On a recent afternoon, Soha Hassoun, who is now teaching that class, lit up a drab cinder-block classroom with her boisterous questions. The topic of the day was how to get a computer to determine whether a particular point is inside or outside a geometric shape.

Hassoun's focus was on logical thinking, and she set aside only a few minutes for students to write their answers in computer code.

"Here's the big question. Why do we care about this?" she asked rhetorically, then went on to explain that that same method could help determine which diabetes tests are the best predictors of the disease. The class would later work on just that task.

The first time Souvaine taught the freshman seminar, there were 14 men and 14 women, and seven of each gender went on to major in the field. The number of female undergraduate majors remains low, but Souvaine sees reason for hope. About 30 percent of students now in lower-level classes are women.

On a broader level, the National Science Foundation will soon announce a new set of grants to universities, high schools, and industry groups with creative ideas for attracting women to computer science. A two-year-old organization called the National Center for Women & Information Technology has designated several schools and groups, including the Girl Scouts, to identify solutions.

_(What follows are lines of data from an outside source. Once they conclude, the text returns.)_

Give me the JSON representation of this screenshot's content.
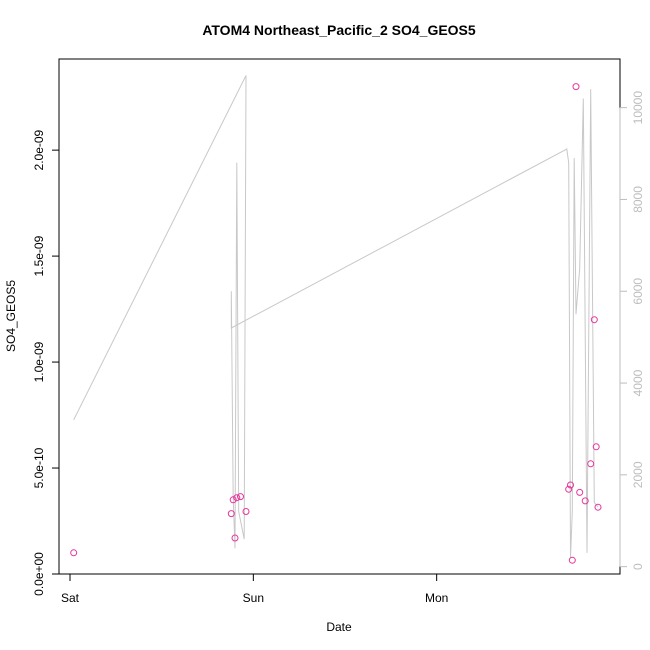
{
  "chart_data": {
    "type": "scatter",
    "title": "ATOM4 Northeast_Pacific_2 SO4_GEOS5",
    "xlabel": "Date",
    "ylabel": "SO4_GEOS5",
    "x_ticks": [
      {
        "label": "Sat",
        "value": 0
      },
      {
        "label": "Sun",
        "value": 1
      },
      {
        "label": "Mon",
        "value": 2
      }
    ],
    "xlim": [
      -0.06,
      3.0
    ],
    "y_left": {
      "ylim": [
        0,
        2.43e-09
      ],
      "ticks": [
        {
          "label": "0.0e+00",
          "value": 0
        },
        {
          "label": "5.0e-10",
          "value": 5e-10
        },
        {
          "label": "1.0e-09",
          "value": 1e-09
        },
        {
          "label": "1.5e-09",
          "value": 1.5e-09
        },
        {
          "label": "2.0e-09",
          "value": 2e-09
        }
      ]
    },
    "y_right": {
      "ylim": [
        -160,
        11060
      ],
      "ticks": [
        {
          "label": "0",
          "value": 0
        },
        {
          "label": "2000",
          "value": 2000
        },
        {
          "label": "4000",
          "value": 4000
        },
        {
          "label": "6000",
          "value": 6000
        },
        {
          "label": "8000",
          "value": 8000
        },
        {
          "label": "10000",
          "value": 10000
        }
      ]
    },
    "series": [
      {
        "axis": "left",
        "style": "points",
        "color": "#e8359b",
        "x": [
          0.02,
          0.88,
          0.89,
          0.9,
          0.91,
          0.93,
          0.96,
          2.72,
          2.73,
          2.74,
          2.76,
          2.78,
          2.81,
          2.84,
          2.86,
          2.87,
          2.88
        ],
        "y": [
          1e-10,
          2.85e-10,
          3.5e-10,
          1.7e-10,
          3.6e-10,
          3.65e-10,
          2.95e-10,
          4e-10,
          4.2e-10,
          6.5e-11,
          2.3e-09,
          3.85e-10,
          3.45e-10,
          5.2e-10,
          1.2e-09,
          6e-10,
          3.15e-10
        ]
      },
      {
        "axis": "right",
        "style": "line",
        "color": "#c8c8c8",
        "x": [
          0.02,
          0.96,
          0.95,
          0.92,
          0.91,
          0.9,
          0.89,
          0.88,
          0.88,
          2.71,
          2.72,
          2.73,
          2.74,
          2.75,
          2.76,
          2.78,
          2.8,
          2.82,
          2.84,
          2.86,
          2.88
        ],
        "y": [
          3200,
          10700,
          600,
          1200,
          8800,
          400,
          1500,
          6000,
          5200,
          9100,
          8800,
          200,
          1200,
          8900,
          5500,
          6500,
          10200,
          300,
          10400,
          1400,
          1300
        ]
      }
    ]
  }
}
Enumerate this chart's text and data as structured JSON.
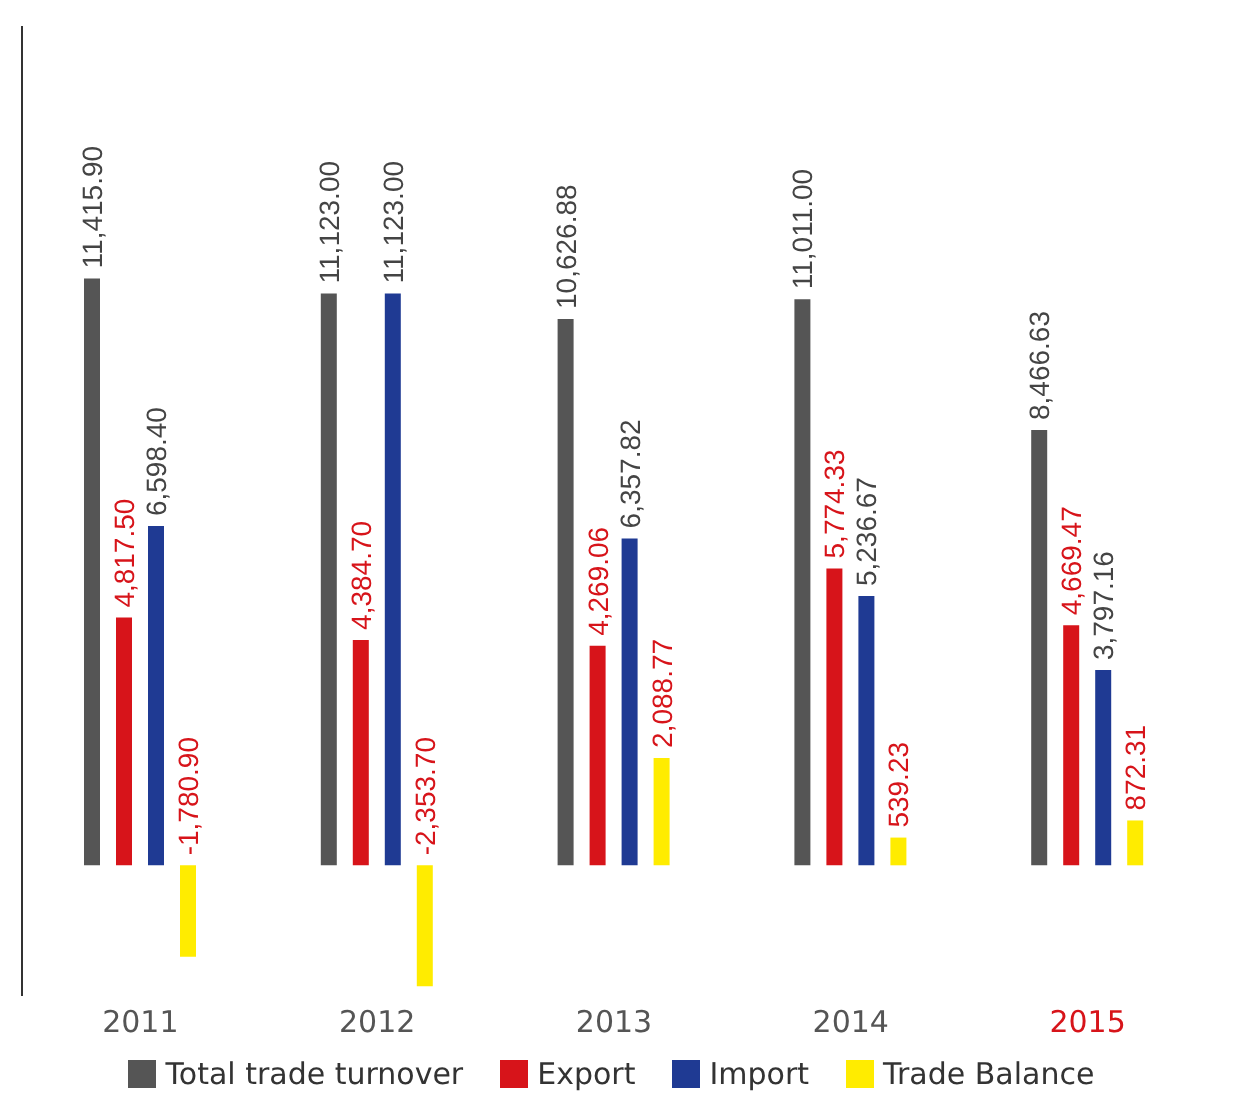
{
  "chart_data": {
    "type": "bar",
    "categories": [
      "2011",
      "2012",
      "2013",
      "2014",
      "2015"
    ],
    "series": [
      {
        "name": "Total trade turnover",
        "color": "#555555",
        "values": [
          11415.9,
          11123.0,
          10626.88,
          11011.0,
          8466.63
        ],
        "value_labels": [
          "11,415.90",
          "11,123.00",
          "10,626.88",
          "11,011.00",
          "8,466.63"
        ]
      },
      {
        "name": "Export",
        "color": "#d7141a",
        "values": [
          4817.5,
          4384.7,
          4269.06,
          5774.33,
          4669.47
        ],
        "value_labels": [
          "4,817.50",
          "4,384.70",
          "4,269.06",
          "5,774.33",
          "4,669.47"
        ]
      },
      {
        "name": "Import",
        "color": "#1f3a93",
        "values": [
          6598.4,
          11123.0,
          6357.82,
          5236.67,
          3797.16
        ],
        "value_labels": [
          "6,598.40",
          "11,123.00",
          "6,357.82",
          "5,236.67",
          "3,797.16"
        ]
      },
      {
        "name": "Trade Balance",
        "color": "#ffec00",
        "values": [
          -1780.9,
          -2353.7,
          2088.77,
          539.23,
          872.31
        ],
        "value_labels": [
          "-1,780.90",
          "-2,353.70",
          "2,088.77",
          "539.23",
          "872.31"
        ]
      }
    ],
    "tick_labels": "x",
    "grid": false,
    "legend": "bottom"
  }
}
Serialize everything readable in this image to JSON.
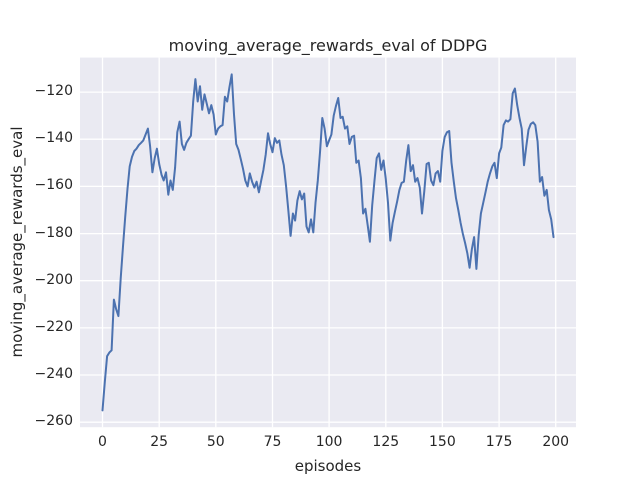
{
  "chart_data": {
    "type": "line",
    "title": "moving_average_rewards_eval of DDPG",
    "xlabel": "episodes",
    "ylabel": "moving_average_rewards_eval",
    "grid": true,
    "legend": "none",
    "x_start": 0,
    "x_step": 1,
    "x_ticks": [
      0,
      25,
      50,
      75,
      100,
      125,
      150,
      175,
      200
    ],
    "x_tick_labels": [
      "0",
      "25",
      "50",
      "75",
      "100",
      "125",
      "150",
      "175",
      "200"
    ],
    "y_ticks": [
      -120,
      -140,
      -160,
      -180,
      -200,
      -220,
      -240,
      -260
    ],
    "y_tick_labels": [
      "−120",
      "−140",
      "−160",
      "−180",
      "−200",
      "−220",
      "−240",
      "−260"
    ],
    "xlim": [
      -9.95,
      208.95
    ],
    "ylim": [
      -262.125,
      -105.375
    ],
    "colors": {
      "line": "#4c72b0",
      "axes_background": "#eaeaf2",
      "grid": "#ffffff",
      "text": "#262626",
      "figure_background": "#ffffff"
    },
    "series": [
      {
        "name": "moving_average_rewards_eval",
        "values": [
          -255,
          -243,
          -232,
          -230.5,
          -229.5,
          -208,
          -212,
          -215,
          -199,
          -186,
          -173,
          -161,
          -151.5,
          -147.5,
          -145,
          -144,
          -142.5,
          -141.5,
          -140.5,
          -138,
          -135.5,
          -143,
          -154,
          -148,
          -144,
          -150.5,
          -155,
          -157.5,
          -154,
          -163.5,
          -157.5,
          -161.5,
          -152,
          -137,
          -132.5,
          -142,
          -144.5,
          -141.5,
          -140,
          -138.5,
          -124,
          -114.5,
          -124,
          -117.5,
          -127.5,
          -121,
          -125,
          -129,
          -125.5,
          -129.5,
          -138,
          -135.5,
          -134.5,
          -134,
          -122,
          -124,
          -118,
          -112.5,
          -129.5,
          -142,
          -144.5,
          -148.5,
          -152.5,
          -157.5,
          -160,
          -154.5,
          -158,
          -160.5,
          -158,
          -162.5,
          -157.5,
          -153,
          -146.5,
          -137.5,
          -142,
          -145.5,
          -139.5,
          -141.5,
          -140.5,
          -146.5,
          -151,
          -160,
          -170,
          -181,
          -171.5,
          -174.5,
          -166,
          -162,
          -165.5,
          -163,
          -177,
          -179.5,
          -174,
          -179.5,
          -167,
          -157.5,
          -145,
          -131,
          -135.5,
          -143,
          -140.5,
          -138,
          -130,
          -126,
          -122.5,
          -131,
          -130.5,
          -135.5,
          -134.5,
          -142,
          -139,
          -138.5,
          -150,
          -149,
          -156.5,
          -171.5,
          -169.5,
          -176.5,
          -183.5,
          -168,
          -157.5,
          -148,
          -146,
          -153,
          -149,
          -157,
          -167,
          -183,
          -175.5,
          -171,
          -166.5,
          -161.5,
          -158.5,
          -158,
          -149,
          -142.5,
          -153.5,
          -151,
          -158,
          -156.5,
          -160.5,
          -171.5,
          -162,
          -150.5,
          -150,
          -157.5,
          -159.5,
          -154.5,
          -153.5,
          -158,
          -145,
          -139,
          -137,
          -136.5,
          -150,
          -158,
          -165,
          -170,
          -175.5,
          -180,
          -184,
          -188.5,
          -194.5,
          -186.5,
          -181.5,
          -195,
          -180.5,
          -171.5,
          -167,
          -162.5,
          -158,
          -154.5,
          -151.5,
          -150,
          -156.5,
          -146,
          -143.5,
          -134,
          -132,
          -132.5,
          -131.5,
          -120.5,
          -118.5,
          -125.5,
          -131,
          -135.5,
          -151,
          -143,
          -136,
          -133.5,
          -132.8,
          -134,
          -141,
          -158,
          -156,
          -164,
          -161.5,
          -170,
          -174,
          -181.5
        ]
      }
    ]
  }
}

A number of universities are trying to do something similar to Tufts. At MIT, where the percentage of women is much lower in computer science than in the general student body, the electrical engineering and computer science department will pilot two new introductory classes this spring. One will use robots to try to capture the excitement of the subject, and the other will provide basic background aimed at students who didn't take Advanced Placement computer science in high school.

The goal is to inspire more students like Katie Seyboth of Tufts. She loved math and science, but had never been interested in computer science before she took, on a whim, one of the school's introductory classes for people with no previous experience.

Soon, Seyboth was procrastinating on her other class work in order to do computer science assignments. Still, she found it "really intimidating" when men used terms she didn't know and talked about complicated programs they wrote in their free time.

She believes that if she hadn't taken the "welcoming" introduction, she would have drowned in her next class, which was all programming. If Souvaine hadn't taken her under her wing, she might not have had the courage to drop her chemistry major, she said.

Now a senior, Seyboth wants to earn a doctorate in computer science and recently interviewed for a job at Google. She was just named a finalist for a national computer science award.

"There's nothing better than watching the real potential of students like Katie being unveiled, seeing the joy and excitement they feel and the contributions they make," Souvaine said. "And yet, had just a few things gone differently along the way, they might no longer be in the field."